It is report card season. A time that can be very stressful for students, parents and teachers. But it does not have to be. Good communication between all parties involved can help make report cards less stressful and more helpful.
If the goal of education is to make students more capable, more independent and better citizens, then the conversations we have with them about their performance in school should be had with those goals in mind as well.
Things to do for the children who did not do as well as they or their parents had hoped.
Have a discussion about how your child feels about the grade. Oftentimes there is shame attached, and shame is one of the hardest feelings to name and discuss.

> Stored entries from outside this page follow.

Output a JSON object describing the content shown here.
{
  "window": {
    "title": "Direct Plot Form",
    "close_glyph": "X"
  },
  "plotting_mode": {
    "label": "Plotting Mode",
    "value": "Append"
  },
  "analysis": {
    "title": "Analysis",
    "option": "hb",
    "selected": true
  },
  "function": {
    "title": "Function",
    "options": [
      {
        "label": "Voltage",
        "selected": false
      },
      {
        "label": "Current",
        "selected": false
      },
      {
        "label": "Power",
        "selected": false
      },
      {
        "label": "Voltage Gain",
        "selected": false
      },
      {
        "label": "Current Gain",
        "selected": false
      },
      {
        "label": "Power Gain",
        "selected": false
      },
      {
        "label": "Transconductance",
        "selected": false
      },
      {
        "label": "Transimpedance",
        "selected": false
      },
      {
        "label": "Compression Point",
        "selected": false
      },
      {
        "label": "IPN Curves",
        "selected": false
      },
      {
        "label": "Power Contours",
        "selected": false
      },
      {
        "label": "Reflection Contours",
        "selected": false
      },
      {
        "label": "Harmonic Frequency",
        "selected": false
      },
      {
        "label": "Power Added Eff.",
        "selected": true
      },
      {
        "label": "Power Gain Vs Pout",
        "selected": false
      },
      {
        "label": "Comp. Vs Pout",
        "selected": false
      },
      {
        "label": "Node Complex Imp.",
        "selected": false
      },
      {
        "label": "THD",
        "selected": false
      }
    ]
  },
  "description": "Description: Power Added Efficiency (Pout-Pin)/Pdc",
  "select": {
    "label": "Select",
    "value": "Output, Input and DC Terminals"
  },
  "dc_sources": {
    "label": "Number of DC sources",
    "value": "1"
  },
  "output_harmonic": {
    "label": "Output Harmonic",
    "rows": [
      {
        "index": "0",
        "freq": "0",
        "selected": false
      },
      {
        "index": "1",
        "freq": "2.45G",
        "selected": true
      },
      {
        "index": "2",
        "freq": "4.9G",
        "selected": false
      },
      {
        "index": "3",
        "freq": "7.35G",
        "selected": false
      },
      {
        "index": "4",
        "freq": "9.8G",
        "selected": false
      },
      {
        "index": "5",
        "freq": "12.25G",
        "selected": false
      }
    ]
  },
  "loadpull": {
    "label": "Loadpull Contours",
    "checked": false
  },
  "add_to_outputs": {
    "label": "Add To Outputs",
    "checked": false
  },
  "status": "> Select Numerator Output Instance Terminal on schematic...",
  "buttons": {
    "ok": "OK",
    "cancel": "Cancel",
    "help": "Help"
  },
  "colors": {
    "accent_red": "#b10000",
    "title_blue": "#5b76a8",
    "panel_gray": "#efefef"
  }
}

Ask your child if they feel the grade is accurate and to explain why? This will help the child reflect which is a huge part of growth. When there is shame, people tend to shy away from the subject. This avoidance does not allow them to come up with a solution.
Ask your child:
1. What can they do more/less to get the grade they want?
2. What can you do to help them accomplish that?
3. Is there anything they need from the teacher to accomplish that?
Together with your child, set SMART goals. SMART stands from specific, measurable, achievable, relevant and time-bound. A student who received an F in math should not set the goal to have an A by trying harder. This is not specific and possibly not achievable.
Here is an example of a better goal: I will do my homework each night for the next marking period. I will write down one question each night I want to ask my teacher about.
This is a good goal because it has a specific action (now if homework is not what the child identified as the problem during your conversation, you would change it to fit that specific need).
Education takes a village. Tell the teacher about this goal. The teacher will help support your child with the goals and can even offer feedback!
Things to do for a child that did very well
It may seem like nothing needs to be done in this situation, but that is not true. Feedback at all stages of the learning process is important.
Ask your child how they managed to get such a grade. What were the actions they took that made them successful?
Ask your child if there were other people who helped them achieve these grades. Gratitude goes a long way.
Ask your child if they are feeling challenged enough? Having work that is too easy may seem good at first, but ultimately you will want to know that when content is difficult your child will still be able to rise to the work and feel successful.
Often, we view report cards as the final product, but since our children are still growing and learning, report cards should be another teaching tool we use to help them learn and grow along the way. Each mistake is an opportunity to do better; each success is an opportunity to reflect on what we did to be successful.